あたしの風
転校生
あの男性(ひと)がやってきたのは2学期の途中、そうです、そろそろ秋の気配を感じる風が吹き始めるころでした。
教室の大きな窓から吹き込んできた風のようにあのひとはやってきました。

転校生でした。
本当に冷たい風のようなひとでした。
でも、あたしには、その風がとても心地よかったのです。
お風呂に入った後、お散歩に出かけた時に感じる風のように。
クラブ活動を終えた帰り道に、あの丘の上で感じる風のように。
遠足で行った高原で、あたしの頬を一瞬なでる風のように。 あのひとは、遠く遠くから風と一緒にやってきました。 この田舎町よりも、ちょっと都会だったようです。 クラスメイトも、そしてあたしも、その風が教室内で吹くことにためらいがありました。

  だって、 その風は、香りが違ったからです。
  その風は、ぬくもりがなくて冷たかったからです。
  その風は、少し湿っていたからです。

 でも、あたしは、その風に優しさを感じていました。
  あたしは、その風に抱かれてみたいと思っていました。
  あたしは、その風を思い切り吸い込んであたしの中に入れてみたいと思っていました。

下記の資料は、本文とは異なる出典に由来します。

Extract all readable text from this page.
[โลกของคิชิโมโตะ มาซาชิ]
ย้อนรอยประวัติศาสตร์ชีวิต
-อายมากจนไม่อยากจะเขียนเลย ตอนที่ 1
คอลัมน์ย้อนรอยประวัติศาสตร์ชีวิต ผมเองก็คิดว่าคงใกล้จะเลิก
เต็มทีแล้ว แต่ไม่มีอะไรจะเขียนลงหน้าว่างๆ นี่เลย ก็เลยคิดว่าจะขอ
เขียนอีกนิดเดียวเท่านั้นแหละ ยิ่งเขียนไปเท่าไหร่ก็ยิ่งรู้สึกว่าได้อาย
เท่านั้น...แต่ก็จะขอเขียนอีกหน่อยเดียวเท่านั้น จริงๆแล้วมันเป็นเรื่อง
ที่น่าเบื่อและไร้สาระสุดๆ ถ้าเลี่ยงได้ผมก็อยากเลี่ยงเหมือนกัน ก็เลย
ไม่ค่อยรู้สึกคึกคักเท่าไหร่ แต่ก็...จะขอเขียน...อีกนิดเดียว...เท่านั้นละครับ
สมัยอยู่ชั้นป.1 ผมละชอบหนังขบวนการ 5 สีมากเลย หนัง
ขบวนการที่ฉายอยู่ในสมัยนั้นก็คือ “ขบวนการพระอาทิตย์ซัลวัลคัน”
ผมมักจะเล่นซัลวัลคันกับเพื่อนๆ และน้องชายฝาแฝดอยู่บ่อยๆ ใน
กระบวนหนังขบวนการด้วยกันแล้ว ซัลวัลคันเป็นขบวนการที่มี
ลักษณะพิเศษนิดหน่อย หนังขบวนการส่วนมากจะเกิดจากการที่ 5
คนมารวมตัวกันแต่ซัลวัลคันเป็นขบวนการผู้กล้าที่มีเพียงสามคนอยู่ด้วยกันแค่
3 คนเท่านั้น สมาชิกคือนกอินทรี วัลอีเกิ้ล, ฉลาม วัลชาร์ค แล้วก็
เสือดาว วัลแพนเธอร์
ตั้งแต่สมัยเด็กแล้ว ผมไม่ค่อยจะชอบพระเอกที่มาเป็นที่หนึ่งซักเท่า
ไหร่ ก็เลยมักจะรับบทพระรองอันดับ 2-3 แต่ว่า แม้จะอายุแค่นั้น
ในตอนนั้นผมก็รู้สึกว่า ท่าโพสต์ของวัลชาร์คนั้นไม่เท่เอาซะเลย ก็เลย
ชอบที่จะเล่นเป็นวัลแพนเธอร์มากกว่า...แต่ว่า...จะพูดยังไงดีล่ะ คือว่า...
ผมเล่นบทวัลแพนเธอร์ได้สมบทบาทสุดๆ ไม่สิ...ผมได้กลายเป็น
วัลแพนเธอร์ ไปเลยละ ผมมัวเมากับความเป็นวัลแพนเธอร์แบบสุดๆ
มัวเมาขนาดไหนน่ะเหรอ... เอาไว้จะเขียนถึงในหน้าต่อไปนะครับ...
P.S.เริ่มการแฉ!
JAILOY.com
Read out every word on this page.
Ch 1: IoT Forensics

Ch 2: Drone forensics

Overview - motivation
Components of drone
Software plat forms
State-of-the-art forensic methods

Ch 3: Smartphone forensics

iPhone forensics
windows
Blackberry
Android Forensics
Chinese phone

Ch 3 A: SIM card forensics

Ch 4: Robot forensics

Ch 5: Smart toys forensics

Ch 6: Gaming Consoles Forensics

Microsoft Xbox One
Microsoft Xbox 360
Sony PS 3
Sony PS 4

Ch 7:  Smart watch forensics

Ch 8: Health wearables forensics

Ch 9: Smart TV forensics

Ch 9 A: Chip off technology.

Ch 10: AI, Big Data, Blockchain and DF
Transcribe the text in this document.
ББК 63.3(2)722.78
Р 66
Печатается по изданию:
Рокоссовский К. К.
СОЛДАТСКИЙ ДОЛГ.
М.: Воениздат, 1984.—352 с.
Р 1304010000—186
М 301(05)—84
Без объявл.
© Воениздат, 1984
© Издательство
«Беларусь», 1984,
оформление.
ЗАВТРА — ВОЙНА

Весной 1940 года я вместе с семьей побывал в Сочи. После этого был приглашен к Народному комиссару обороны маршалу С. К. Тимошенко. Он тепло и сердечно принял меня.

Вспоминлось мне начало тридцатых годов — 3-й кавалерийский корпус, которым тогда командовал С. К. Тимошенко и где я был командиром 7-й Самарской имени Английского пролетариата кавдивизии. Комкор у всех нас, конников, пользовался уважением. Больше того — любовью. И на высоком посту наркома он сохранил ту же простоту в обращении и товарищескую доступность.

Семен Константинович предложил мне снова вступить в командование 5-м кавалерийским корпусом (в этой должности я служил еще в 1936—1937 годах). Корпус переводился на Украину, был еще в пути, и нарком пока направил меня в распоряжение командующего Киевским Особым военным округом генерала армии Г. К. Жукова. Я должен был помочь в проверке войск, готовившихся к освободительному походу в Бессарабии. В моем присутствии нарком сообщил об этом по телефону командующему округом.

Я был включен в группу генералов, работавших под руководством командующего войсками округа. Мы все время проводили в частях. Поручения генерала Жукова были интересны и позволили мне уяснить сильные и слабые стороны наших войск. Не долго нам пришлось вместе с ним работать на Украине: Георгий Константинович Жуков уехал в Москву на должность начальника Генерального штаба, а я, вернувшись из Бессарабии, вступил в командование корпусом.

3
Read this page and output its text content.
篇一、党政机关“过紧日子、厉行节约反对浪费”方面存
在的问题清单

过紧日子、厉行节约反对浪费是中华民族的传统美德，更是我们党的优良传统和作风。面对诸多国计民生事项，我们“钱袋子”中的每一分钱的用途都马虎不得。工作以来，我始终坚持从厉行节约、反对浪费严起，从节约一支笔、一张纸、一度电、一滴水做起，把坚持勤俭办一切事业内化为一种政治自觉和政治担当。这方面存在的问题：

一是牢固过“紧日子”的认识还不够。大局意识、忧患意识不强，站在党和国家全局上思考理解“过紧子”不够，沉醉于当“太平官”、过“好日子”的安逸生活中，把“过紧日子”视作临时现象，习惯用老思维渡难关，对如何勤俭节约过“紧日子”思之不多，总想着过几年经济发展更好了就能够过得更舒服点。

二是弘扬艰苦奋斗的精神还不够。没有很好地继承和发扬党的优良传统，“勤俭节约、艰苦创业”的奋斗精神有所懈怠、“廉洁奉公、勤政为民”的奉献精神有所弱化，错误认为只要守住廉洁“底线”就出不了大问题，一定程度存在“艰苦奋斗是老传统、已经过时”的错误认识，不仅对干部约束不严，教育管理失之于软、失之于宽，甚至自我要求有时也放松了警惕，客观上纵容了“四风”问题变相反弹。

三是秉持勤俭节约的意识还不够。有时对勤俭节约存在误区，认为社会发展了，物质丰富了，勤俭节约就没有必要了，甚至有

いつもは優しいあたしのクラスメイトも、その風が教室に流れ込むことを許しませんでした。

なぜでしょうか。

やはり、
 その風は、香りが違ったからです。
 その風は、ぬくもりがなくて冷たかったからです。
 その風は、少し湿っていたからです。

 あのひとが連れてきた風は、そのうち、すっかり弱々しい風になってしまいました。
 もう風ではなくて、教室にある普通の空気に混ざってしまい、あの香りはなくなってしまいました。
 クラスメイトも、馴染めなかった新しい風が吹かなくなって安心しているようでした。